Vengono infine fissati in 48 mesi i tempi massimi per il riconoscimento della cittadinanza, introducendo criteri più chiari per la trasmissione della cittadinanza per via materna ai nati dopo il 1° gennaio 1927.
Riorganizzazione dei servizi consolari
Un ulteriore disegno di legge mira a riformare l’erogazione dei servizi per gli italiani all’estero. In particolare, le richieste di cittadinanza non saranno più gestite dai consolati, ma da un ufficio centralizzato presso il Ministero degli Affari Esteri. Per agevolare la transizione, è previsto un periodo di adeguamento di un anno, durante il quale i consolati continueranno a trattare un numero limitato di richieste.
Questa riorganizzazione è finalizzata a rendere più efficienti le procedure, consentendo alle rappresentanze consolari di concentrarsi su altri servizi essenziali per i cittadini, come il rilascio di passaporti e carte d’identità. Sono inoltre previste misure per migliorare l’assistenza alle imprese italiane operanti all’estero.
Nuove misure per il contrasto all’immigrazione irregolare
Oltre alle riforme sulla cittadinanza, il governo ha approvato un decreto-legge volto a rafforzare i controlli sull’immigrazione irregolare.
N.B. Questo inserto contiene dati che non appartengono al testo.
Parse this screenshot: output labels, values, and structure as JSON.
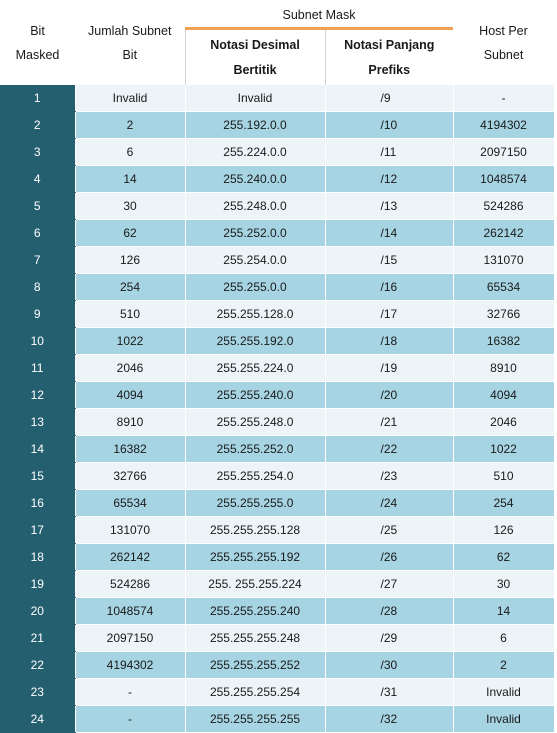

Le nuove norme prevedono il potenziamento delle strutture in Albania, frutto dell’accordo bilaterale siglato nel novembre 2023. Questi centri saranno utilizzati non solo per accogliere migranti soccorsi in mare, ma anche per trasferire individui trattenuti nei Centri di Permanenza per il Rimpatrio (CPR) in Italia.
Le autorità italiane avranno il potere di assegnare i migranti ai CPR più vicini e, in caso di necessità, disporne il trasferimento in strutture analoghe, comprese quelle albanesi. L’obiettivo è velocizzare le procedure di espulsione e garantire una gestione più efficiente dei flussi migratori irregolari.
Il commento del Ministro Foti
“Il decreto legge approvato dal governo Meloni, che rafforza l’accordo con l’Albania sull’immigrazione ampliando l’uso del Centro per rimpatri (CPR) di Gjader, rappresenta un significativo passo avanti nel contrasto all’immigrazione irregolare. La misura consente l’utilizzo della struttura già esistente in Albania non solo per il trasferimento di migranti a seguito di operazioni di soccorso in mare, come previsto inizialmente, ma anche per chi è destinatario in Italia di un provvedimento di espulsione e trattenimento. Un segnale chiaro da parte del governo Meloni: tolleranza zero verso l’immigrazione clandestina. Questo provvedimento – che rappresenta un modello preso da esempio in Europa – segna un cambio di passo netto rispetto alle fallimentari politiche del passato e rafforza il ruolo sempre più centrale dell’Italia nel contesto europeo”. Così in una nota il ministro per gli Affari europei, le Politiche di coesione e il PNRR, Tommaso Foti.
Le reazioni da parte delle opposizioni
Dure le reazioni da parte delle opposizioni.
“Ora verranno a raccontarci che serviranno comunque per mandarci persone che sono già in Italia ma colpite da provvedimento di rimpatrio. La normativa europea vigente non consente di delocalizzare un centro di rimpatri in un Paese terzo. Inoltre il protocollo prevede che solo una piccola parte dei centri albanesi possa essere utilizzato come CPR, quindi per convertirli bisognerebbe comunque rivedere il protocollo con l’Albania e la legge. Dire che questa conversione non avrebbe costi maggiori è ridicolo. In ogni caso uno dei due centri, a Shengjin, non è attrezzato per alloggi e quindi sarebbe già da buttare.” Così la segretaria del Pd Elly Schlein.
“Attualmente il governo non può portare in Albania persone già ospitate dai Cpr presenti in Italia. Per farlo deve riscrivere il Protocollo con l’Albania e farlo approvare dai parlamenti dei due Paesi. Inoltre, non potrebbe mai rimpatriarli direttamente da lì. Basta con questo accanimento su un progetto fallimentare che già ha sprecato un miliardo di euro degli italiani e che se riconvertito comporterebbe altri sprechi oltre a essere del tutto inutile per la gestione del dossier immigrazione“. Lo afferma il deputato M5S Alfonso Colucci, capogruppo in commissione Affari Costituzionali.